A new report in the Bulletin of the American Meteorological Society documented the new lightning record, which beat the previous title holder, a 477-mile bolt from April 2020.
“We call it megaflash lightning and we’re just now figuring out the mechanics of how and why it occurs,” Randy Cerveny, an Arizona State University professor who worked on the study, said in a statement.
Megaflash lightning is defined as a lightning bolt that reaches beyond 62 miles in length. The average lightning bolt measures less than 10 miles long.
Less than 1% of thunderstorms produce megaflash lightning, according to satellite observations analyzed by Michael Peterson at the Georgia Tech Research Institute.
Megaflashes come from long-lived storms, typically those that brew for 14 hours or more, and they are massive in size — covering an area comparable to the state of New Jersey in square miles.
Cerveny and his colleagues measured the megaflash, which took place during a major thunderstorm in October 2017, with space-based instruments and a re-examination of satellite observations.
They reviewed data from the National Oceanic and Atmospheric Administration’s GOES-16 satellite, which has a lightning mapper that detects about one million lightning bolts per day.
“Our weather satellites carry very exacting lightning detection equipment that we can use [to] document to the millisecond when a lightning flash starts and how far it travels,” Cerveny said.
Lightning detection and measurement relied on ground-based networks of antennas for years. The antennas would detect the radio signals emitted by the lightning to estimate the location and travel speed based on the time it takes the signals to reach other antenna stations.
“It is likely that even greater extremes still exist, and that we will be able to observe them as additional high-quality lightning measurements accumulate over time,” Cerveny, who serves as rapporteur of weather and climate extremes for the World Meteorological Organization, explained.
Satellite-borne lightning detectors that have been in orbit since 2017 have made it possible for scientists to continuously detect lightning and accurately measure it at continental-scale distances.
“Adding continuous measurements from geostationary orbit was a major advance,” Peterson, first author of the report, said in a statement.

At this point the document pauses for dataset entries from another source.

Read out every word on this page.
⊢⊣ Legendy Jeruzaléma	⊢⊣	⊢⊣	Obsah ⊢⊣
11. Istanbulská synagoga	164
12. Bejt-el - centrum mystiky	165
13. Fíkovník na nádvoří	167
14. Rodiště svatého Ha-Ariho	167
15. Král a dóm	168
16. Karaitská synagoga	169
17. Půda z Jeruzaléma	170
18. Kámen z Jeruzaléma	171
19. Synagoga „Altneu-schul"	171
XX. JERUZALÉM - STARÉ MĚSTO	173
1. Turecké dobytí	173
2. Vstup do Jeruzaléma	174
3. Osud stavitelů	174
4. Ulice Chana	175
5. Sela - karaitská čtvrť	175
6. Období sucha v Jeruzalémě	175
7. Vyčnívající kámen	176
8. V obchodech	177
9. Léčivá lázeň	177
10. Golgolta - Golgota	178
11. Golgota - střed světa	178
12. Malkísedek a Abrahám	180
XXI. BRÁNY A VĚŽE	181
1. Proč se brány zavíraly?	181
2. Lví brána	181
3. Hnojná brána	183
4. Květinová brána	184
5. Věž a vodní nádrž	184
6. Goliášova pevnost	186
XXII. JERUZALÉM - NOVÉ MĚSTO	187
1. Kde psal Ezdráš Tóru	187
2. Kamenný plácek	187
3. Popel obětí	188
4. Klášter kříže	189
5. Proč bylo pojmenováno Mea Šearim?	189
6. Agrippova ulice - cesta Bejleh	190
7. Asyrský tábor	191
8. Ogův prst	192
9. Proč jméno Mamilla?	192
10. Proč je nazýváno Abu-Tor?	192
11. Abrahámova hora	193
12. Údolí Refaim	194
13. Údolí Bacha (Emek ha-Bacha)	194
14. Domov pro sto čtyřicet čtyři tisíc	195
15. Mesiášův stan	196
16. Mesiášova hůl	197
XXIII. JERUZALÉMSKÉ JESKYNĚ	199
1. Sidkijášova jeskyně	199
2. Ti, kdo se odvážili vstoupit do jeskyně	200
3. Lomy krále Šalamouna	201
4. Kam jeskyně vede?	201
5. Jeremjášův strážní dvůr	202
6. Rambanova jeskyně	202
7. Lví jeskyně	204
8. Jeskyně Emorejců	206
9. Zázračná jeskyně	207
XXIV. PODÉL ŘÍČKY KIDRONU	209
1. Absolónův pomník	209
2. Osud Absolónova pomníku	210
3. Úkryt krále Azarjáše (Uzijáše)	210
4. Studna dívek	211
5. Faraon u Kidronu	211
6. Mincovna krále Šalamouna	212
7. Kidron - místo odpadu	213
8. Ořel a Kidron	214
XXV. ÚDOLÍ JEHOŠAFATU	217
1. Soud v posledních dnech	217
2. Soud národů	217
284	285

“We are now at a point where most of the global megaflash hotspots are covered by a geostationary satellite, and data processing techniques have improved to properly represent flashes in the vast quantity of observational data at all scales.”

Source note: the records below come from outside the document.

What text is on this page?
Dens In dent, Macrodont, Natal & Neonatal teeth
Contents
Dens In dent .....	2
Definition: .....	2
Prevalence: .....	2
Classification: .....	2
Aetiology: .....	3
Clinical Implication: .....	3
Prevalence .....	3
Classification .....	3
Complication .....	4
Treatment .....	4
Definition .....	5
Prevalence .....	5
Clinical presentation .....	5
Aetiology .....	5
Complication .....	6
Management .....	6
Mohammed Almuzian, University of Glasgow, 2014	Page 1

While megaflashes are rare, Ceverny said that it’s not unusual for lightning strikes to reach 10 or 15 miles from the storm cloud it came from, which adds to the danger.
Lightning strikes kill about 20 to 30 people per year in the U.S. and injure hundreds more, and most of these injuries occur before and after the peak of a thunderstorm, not during it.
“That’s why you should wait at least half an hour after a thunderstorm passes before you go out and resume normal activities,” Cerveny said. “The storm that produces a lightning strike doesn’t have to be over the top of you.”